Submitted by josemart015 on Tue, 07/23/2019 - 19:23

Why is acceleration still negative in part b?

Submitted by SayedAbdul on Thu, 07/23/2020 - 00:12

the time given is the entire time of the rock to go up and come down and pass the cliff and fall down to the ground. However, you have calculated the height of the cliff using the entire time (2.35s) instead of using the time at which it starts from the cliff to the ground. Pls correct me if I am wrong?
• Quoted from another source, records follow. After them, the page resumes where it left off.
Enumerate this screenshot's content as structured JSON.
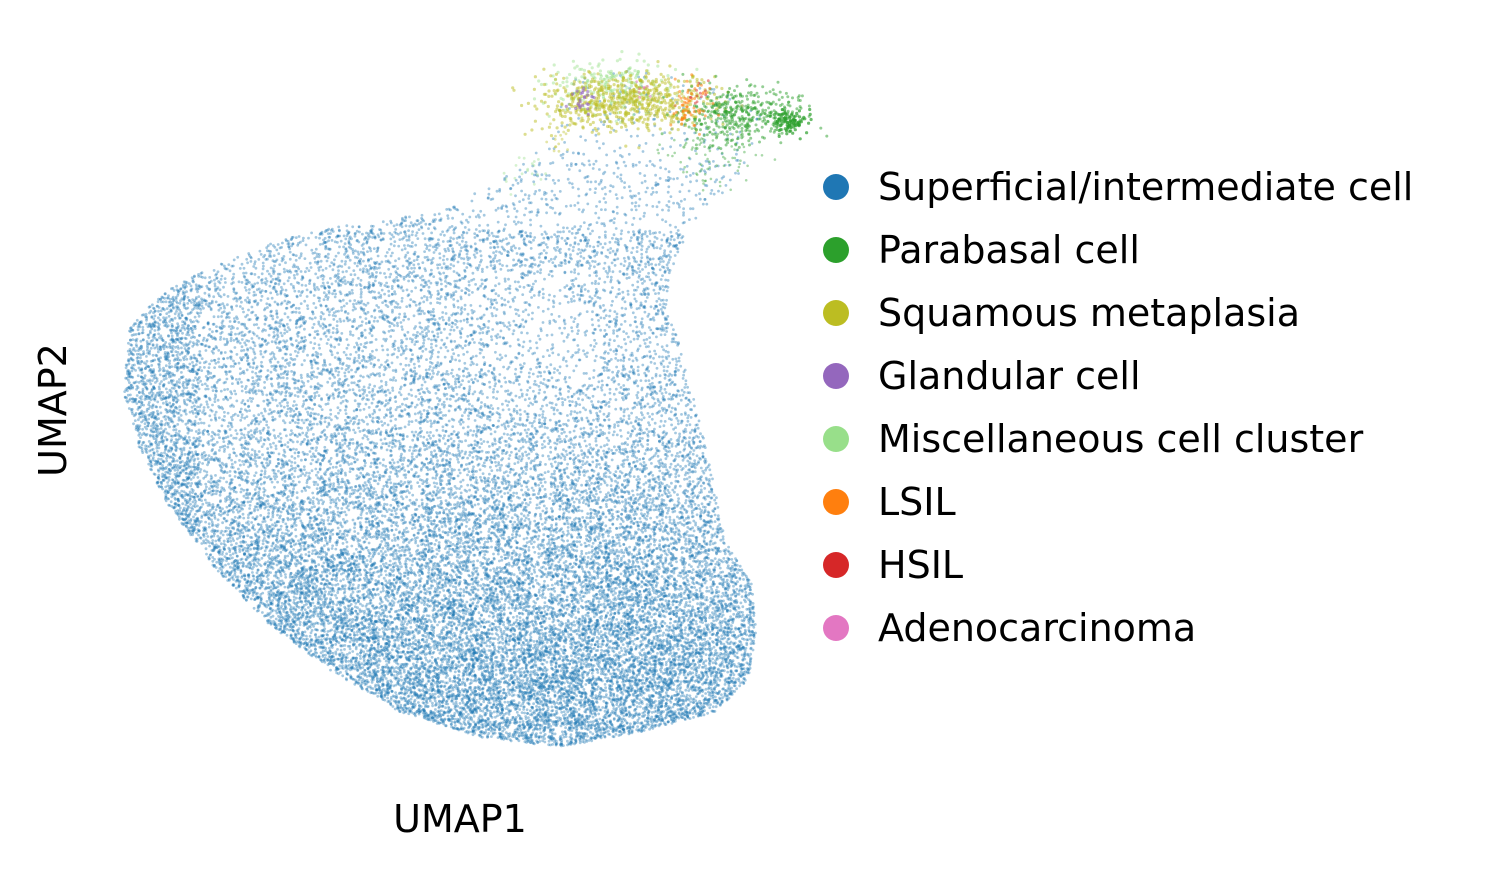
{
  "chart_data": {
    "type": "scatter",
    "title": "",
    "xlabel": "UMAP1",
    "ylabel": "UMAP2",
    "grid": false,
    "axes_visible": false,
    "legend_placement": "right",
    "point_alpha": 0.4,
    "series": [
      {
        "name": "Superficial/intermediate cell",
        "color": "#1f77b4",
        "dominant": true
      },
      {
        "name": "Parabasal cell",
        "color": "#2ca02c"
      },
      {
        "name": "Squamous metaplasia",
        "color": "#bcbd22"
      },
      {
        "name": "Glandular cell",
        "color": "#9467bd"
      },
      {
        "name": "Miscellaneous cell cluster",
        "color": "#98df8a"
      },
      {
        "name": "LSIL",
        "color": "#ff7f0e"
      },
      {
        "name": "HSIL",
        "color": "#d62728"
      },
      {
        "name": "Adenocarcinoma",
        "color": "#e377c2"
      }
    ]
  }
}
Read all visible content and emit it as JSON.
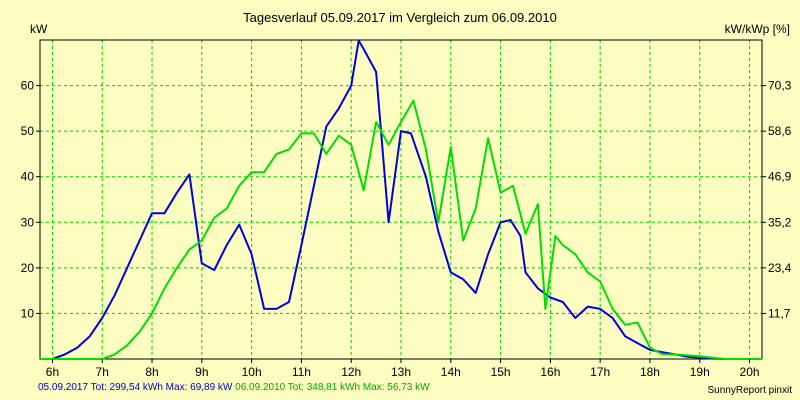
{
  "chart_data": {
    "type": "line",
    "title": "Tagesverlauf 05.09.2017 im Vergleich zum 06.09.2010",
    "ylabel_left": "kW",
    "ylabel_right": "kW/kWp [%]",
    "x_tick_labels": [
      "6h",
      "7h",
      "8h",
      "9h",
      "10h",
      "11h",
      "12h",
      "13h",
      "14h",
      "15h",
      "16h",
      "17h",
      "18h",
      "19h",
      "20h"
    ],
    "x_ticks": [
      6,
      7,
      8,
      9,
      10,
      11,
      12,
      13,
      14,
      15,
      16,
      17,
      18,
      19,
      20
    ],
    "xlim": [
      5.75,
      20.25
    ],
    "ylim": [
      0,
      70
    ],
    "y_ticks": [
      10,
      20,
      30,
      40,
      50,
      60
    ],
    "y_tick_labels": [
      "10",
      "20",
      "30",
      "40",
      "50",
      "60"
    ],
    "y2_ticks": [
      10,
      20,
      30,
      40,
      50,
      60
    ],
    "y2_tick_labels": [
      "11,7",
      "23,4",
      "35,2",
      "46,9",
      "58,6",
      "70,3"
    ],
    "grid": true,
    "series": [
      {
        "name": "05.09.2017",
        "color": "#0000dd",
        "x": [
          5.75,
          6.0,
          6.25,
          6.5,
          6.75,
          7.0,
          7.25,
          7.5,
          7.75,
          8.0,
          8.25,
          8.5,
          8.75,
          9.0,
          9.25,
          9.5,
          9.75,
          10.0,
          10.25,
          10.5,
          10.75,
          11.0,
          11.25,
          11.5,
          11.75,
          12.0,
          12.15,
          12.25,
          12.5,
          12.75,
          13.0,
          13.2,
          13.5,
          13.75,
          14.0,
          14.25,
          14.5,
          14.75,
          15.0,
          15.2,
          15.4,
          15.5,
          15.75,
          16.0,
          16.25,
          16.5,
          16.75,
          17.0,
          17.25,
          17.5,
          17.75,
          18.0,
          18.25,
          18.5,
          18.75,
          19.0,
          19.25,
          19.5,
          19.75,
          20.0,
          20.25
        ],
        "values": [
          0,
          0,
          1,
          2.5,
          5,
          9,
          14,
          20,
          26,
          32,
          32,
          36.5,
          40.5,
          21,
          19.5,
          25,
          29.5,
          23,
          11,
          11,
          12.5,
          25,
          38,
          51,
          55,
          60,
          69.9,
          68,
          63,
          30,
          50,
          49.5,
          40,
          28,
          19,
          17.5,
          14.5,
          23,
          30,
          30.5,
          27,
          19,
          15.5,
          13.5,
          12.5,
          9,
          11.5,
          11,
          9,
          5,
          3.5,
          2,
          1.5,
          1,
          0.5,
          0.3,
          0.1,
          0,
          0,
          0,
          0
        ]
      },
      {
        "name": "06.09.2010",
        "color": "#00dd00",
        "x": [
          5.75,
          6.25,
          6.5,
          6.75,
          7.0,
          7.25,
          7.5,
          7.75,
          8.0,
          8.25,
          8.5,
          8.75,
          9.0,
          9.25,
          9.5,
          9.75,
          10.0,
          10.25,
          10.5,
          10.75,
          11.0,
          11.25,
          11.5,
          11.75,
          12.0,
          12.25,
          12.5,
          12.75,
          13.0,
          13.25,
          13.5,
          13.75,
          14.0,
          14.25,
          14.5,
          14.75,
          15.0,
          15.25,
          15.5,
          15.75,
          15.9,
          16.1,
          16.25,
          16.5,
          16.75,
          17.0,
          17.25,
          17.5,
          17.75,
          18.0,
          18.25,
          18.5,
          18.75,
          19.0,
          19.25,
          19.5,
          19.75,
          20.0,
          20.25
        ],
        "values": [
          0,
          0,
          0,
          0,
          0,
          1,
          3,
          6,
          10,
          15.5,
          20,
          24,
          26,
          31,
          33,
          38,
          41,
          41,
          45,
          46,
          49.5,
          49.5,
          45,
          49,
          47,
          37,
          52,
          47,
          52,
          56.7,
          46,
          30,
          46.5,
          26,
          33,
          48.5,
          36.5,
          38,
          27.5,
          34,
          11,
          27,
          25,
          23,
          19,
          17,
          11,
          7.5,
          8,
          2.5,
          1,
          1,
          0.8,
          0.6,
          0.3,
          0,
          0,
          0,
          0
        ]
      }
    ]
  },
  "footer": {
    "blue_text": "05.09.2017 Tot: 299,54 kWh Max: 69,89 kW",
    "green_text": "06.09.2010 Tot: 348,81 kWh Max: 56,73 kW",
    "credit": "SunnyReport pinxit"
  },
  "colors": {
    "background": "#fdfdc2",
    "grid": "#00cc00",
    "axis": "#000000",
    "footer_blue": "#0000cc",
    "footer_green": "#00aa00"
  }
}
Submitted by ShaunDychko on Fri, 07/24/2020 - 14:35

Hi SayedAbdul, thanks for the question. You understand the given time correctly as the total time after launching the rock upward. It sounds to me like you're wishing for the time when the rock passes the top of the cliff going downward, and that you'd like to use this time to calculate the cliff height? This would be fine, but involves more work to find that time: You would have to calculate the time for a rock launched upward to return to "ground" (which is in quotes since in this case the rock would return to the top of the cliff, slightly displaced to the right so that it will go down the cliff), and then subtract this time from the total flight time.
As a shorter method, I'm using the total flight time in the displacement formula, taking the final position to be zero. The initial velocity is positive to reflect its upward direction, and acceleration is negative, and then $y_o$ is the initial position, namely the cliff height.